Thursday, 10 May 2007
Developing 16 - Lithuania pictures (2)
Aboe is the last of my Vilnius piccies. It was a really good trip. The place is interesting but not overwhelming. The old town is quite a bit like Prague although not as big but, on the plus side, there are way fewer tourists. Luckily what tourism there is seems to be aimed at UK or US visitors so a lot of signs or menus etc are translated into English - very helpful as my Lithuanian is poor...!!
We spent a couple of days just wandering around and taking in the sights but on the last day it was rainy so, instead of heading out to a National Park with a fairytale castle set in a lake out in the country, we stayed in town and took in a couple of museums. The National Museum was lovely, not too big but well laid out and fascinating (well, apart from the historical/religious stuff about ancient kings etc which got a bit tired).
But the stuff about the Soviet occupation and the deportations in the 1940's and 1950'2 was fascinating and heart breaking. I knew theoretically that being occupied by Stalinist Russia would not be "a good thing" but seeing the photographs from the partisan fighters and the pictures of life in the labour camps of Mongolia and Siberia was very moving.
Apparently over 120,000 Lithuanians were deported to labour camps all over the Soviet bloc between 1944 and 1953 only returning from 1956 onwards. We have it easy over here - really!
We were all affected by different items - my breaking point was a silk square embroidered with the outlines of 2 baby hands and 2 baby feet. It was done by a mother in the short time she had before her baby was taken away from her to an orphanage in Magadan (Mongolia)- unimaginable.
After that we went to the Museum of the Victims of Genocide - it was as cheery as it sounds! Set in the old KGB headquarters in the centre of town. In the basement there were the actualy cells, torture room and execution chamber. Grim grim grim. But, you might ask, why did we go? I suppose to see how the recent past has shaped the people of Lithuania and to appreciate how far they're coming with their modern shopping centres and smart developments - they are truly citizens of Europe now but their very recent past is a damn sight grimmer than ours.

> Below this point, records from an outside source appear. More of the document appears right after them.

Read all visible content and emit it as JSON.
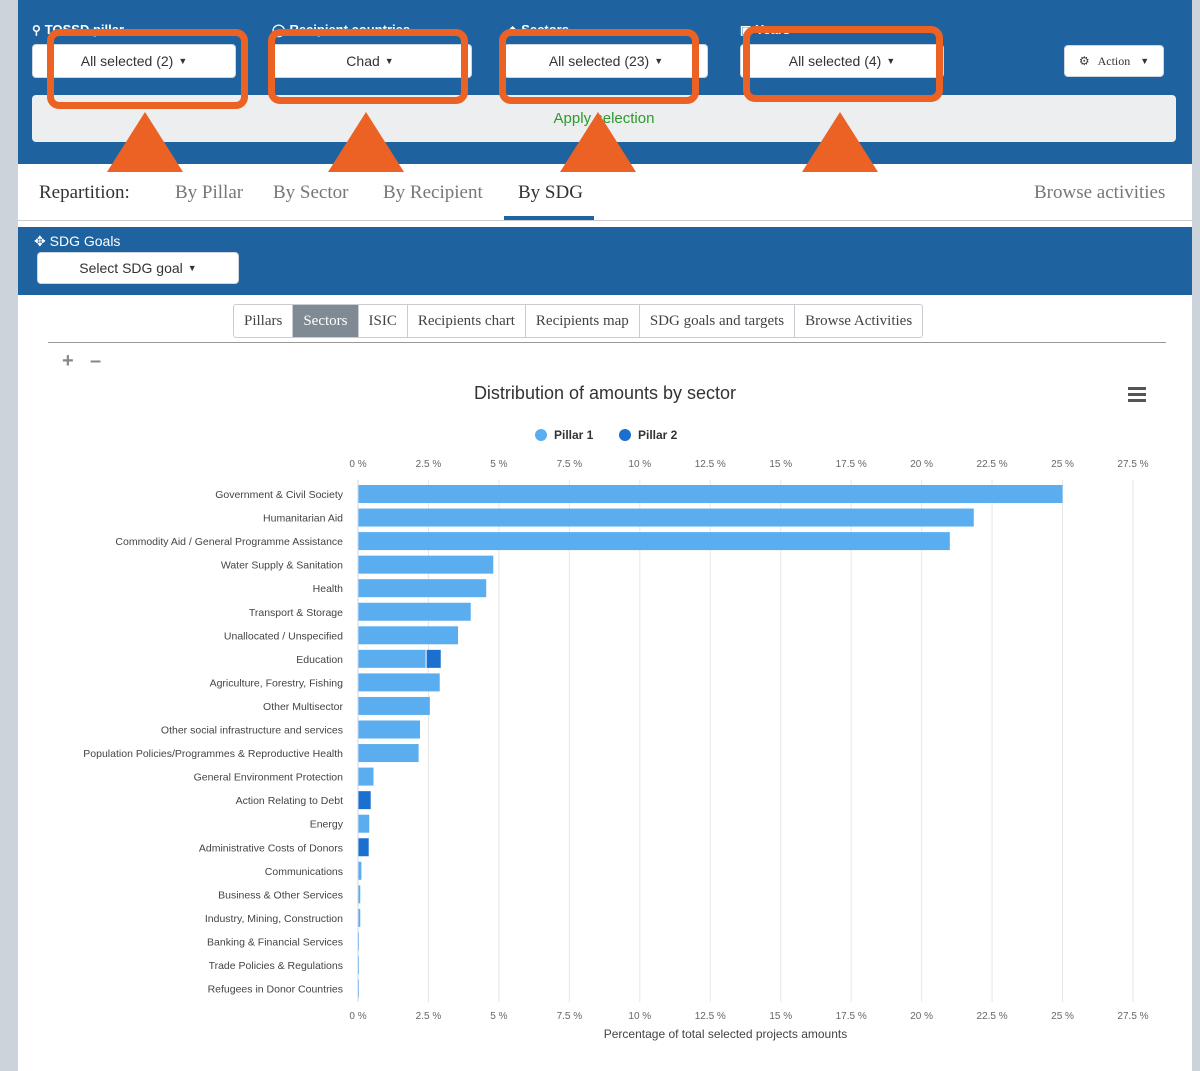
{
  "filters": [
    {
      "label": "TOSSD pillar",
      "value": "All selected (2)"
    },
    {
      "label": "Recipient countries",
      "value": "Chad"
    },
    {
      "label": "Sectors",
      "value": "All selected (23)"
    },
    {
      "label": "Years",
      "value": "All selected (4)"
    }
  ],
  "action_label": "Action",
  "apply_label": "Apply selection",
  "repartition": {
    "label": "Repartition:",
    "items": [
      "By Pillar",
      "By Sector",
      "By Recipient",
      "By SDG"
    ],
    "active": "By SDG",
    "browse": "Browse activities"
  },
  "sdg": {
    "label": "SDG Goals",
    "select": "Select SDG goal"
  },
  "tabs": [
    "Pillars",
    "Sectors",
    "ISIC",
    "Recipients chart",
    "Recipients map",
    "SDG goals and targets",
    "Browse Activities"
  ],
  "selected_tab": "Sectors",
  "colors": {
    "brand": "#1f62a0",
    "pillar1": "#5aaef0",
    "pillar2": "#1a6fcf",
    "highlight": "#ec6224",
    "apply": "#2d9a2d"
  },
  "chart_data": {
    "type": "bar",
    "orientation": "horizontal",
    "stacked": true,
    "title": "Distribution of amounts by sector",
    "xlabel": "Percentage of total selected projects amounts",
    "xlim": [
      0,
      27.5
    ],
    "xticks": [
      "0 %",
      "2.5 %",
      "5 %",
      "7.5 %",
      "10 %",
      "12.5 %",
      "15 %",
      "17.5 %",
      "20 %",
      "22.5 %",
      "25 %",
      "27.5 %"
    ],
    "legend_position": "top",
    "grid": true,
    "categories": [
      "Government & Civil Society",
      "Humanitarian Aid",
      "Commodity Aid / General Programme Assistance",
      "Water Supply & Sanitation",
      "Health",
      "Transport & Storage",
      "Unallocated / Unspecified",
      "Education",
      "Agriculture, Forestry, Fishing",
      "Other Multisector",
      "Other social infrastructure and services",
      "Population Policies/Programmes & Reproductive Health",
      "General Environment Protection",
      "Action Relating to Debt",
      "Energy",
      "Administrative Costs of Donors",
      "Communications",
      "Business & Other Services",
      "Industry, Mining, Construction",
      "Banking & Financial Services",
      "Trade Policies & Regulations",
      "Refugees in Donor Countries"
    ],
    "series": [
      {
        "name": "Pillar 1",
        "values": [
          25.0,
          21.85,
          21.0,
          4.8,
          4.55,
          4.0,
          3.55,
          2.4,
          2.9,
          2.55,
          2.2,
          2.15,
          0.55,
          0.0,
          0.4,
          0.0,
          0.12,
          0.08,
          0.08,
          0.02,
          0.02,
          0.01
        ]
      },
      {
        "name": "Pillar 2",
        "values": [
          0.0,
          0.0,
          0.0,
          0.0,
          0.0,
          0.0,
          0.0,
          0.5,
          0.0,
          0.0,
          0.0,
          0.0,
          0.0,
          0.45,
          0.0,
          0.38,
          0.0,
          0.0,
          0.0,
          0.0,
          0.0,
          0.0
        ]
      }
    ]
  }
}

Anyway, off my soap box now. Diet wise, I found it all quite easy after the first night when tiredness made me struggle. I loved the feeling healthy and fit in the mornings and being able to walk as long and as far as any in our party. I loved not baulking at climbing the steep hill to the castle or not nagging to take a taxi which I probably would have done if I had been carrying an extra 6 stone. I loved not feeling sweaty or even, God forbid, having the dreaded chafing!!
What have I learned about travelling abroad while dieting??

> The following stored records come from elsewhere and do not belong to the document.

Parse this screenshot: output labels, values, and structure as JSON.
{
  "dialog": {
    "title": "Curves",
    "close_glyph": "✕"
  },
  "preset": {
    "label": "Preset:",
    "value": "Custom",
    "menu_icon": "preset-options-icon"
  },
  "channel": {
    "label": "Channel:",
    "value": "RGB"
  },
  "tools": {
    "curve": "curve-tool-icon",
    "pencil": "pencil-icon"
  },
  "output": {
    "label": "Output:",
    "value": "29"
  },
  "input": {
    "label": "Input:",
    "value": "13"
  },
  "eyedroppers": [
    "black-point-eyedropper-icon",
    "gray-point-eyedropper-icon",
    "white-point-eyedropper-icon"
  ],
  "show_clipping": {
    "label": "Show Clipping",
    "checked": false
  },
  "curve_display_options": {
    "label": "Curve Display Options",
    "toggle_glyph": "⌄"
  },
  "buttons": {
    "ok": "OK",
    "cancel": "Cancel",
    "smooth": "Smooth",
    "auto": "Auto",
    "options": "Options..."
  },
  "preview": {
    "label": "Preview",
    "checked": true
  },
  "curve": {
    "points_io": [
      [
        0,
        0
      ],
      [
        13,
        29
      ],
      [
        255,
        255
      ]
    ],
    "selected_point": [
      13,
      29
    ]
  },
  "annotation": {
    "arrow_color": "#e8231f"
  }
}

I have learned above all that I can do it and stay in the plan! I think the travelling, the sights and the company is what you go for, not the food. The food is nice part of every trip of course, but not the point of the trip.
I have found that slightly relaxing and saying to myself that, if I really struggle, I can have another pack or even eat something, really helps - I have never actually had the extra food it but the thought that I would let myself if I needed to, seems to release some of the panicky feeling.
What else? I have learned not to try to do too much - if you're tired stop for a tea before exhaustion sets in rather than after. If that means giving up on a plan, well, so be it. Drink warm drinks if you're feeling cold - they're reviving. the tea in Vilnius was gorgeous and I tried both peppermint and forbidden fruit tea!! The latter was a mistake but I thoroughly enjoyed it and refuse to feel guilty about one teeny fruit tea!
And finally - use the hotel gym if there is one - you feel unbearably smug - even better - go for an early morning run - you see loads of the town and can drop it into conversation for ages after and make your travelling companions feel like slugs!!!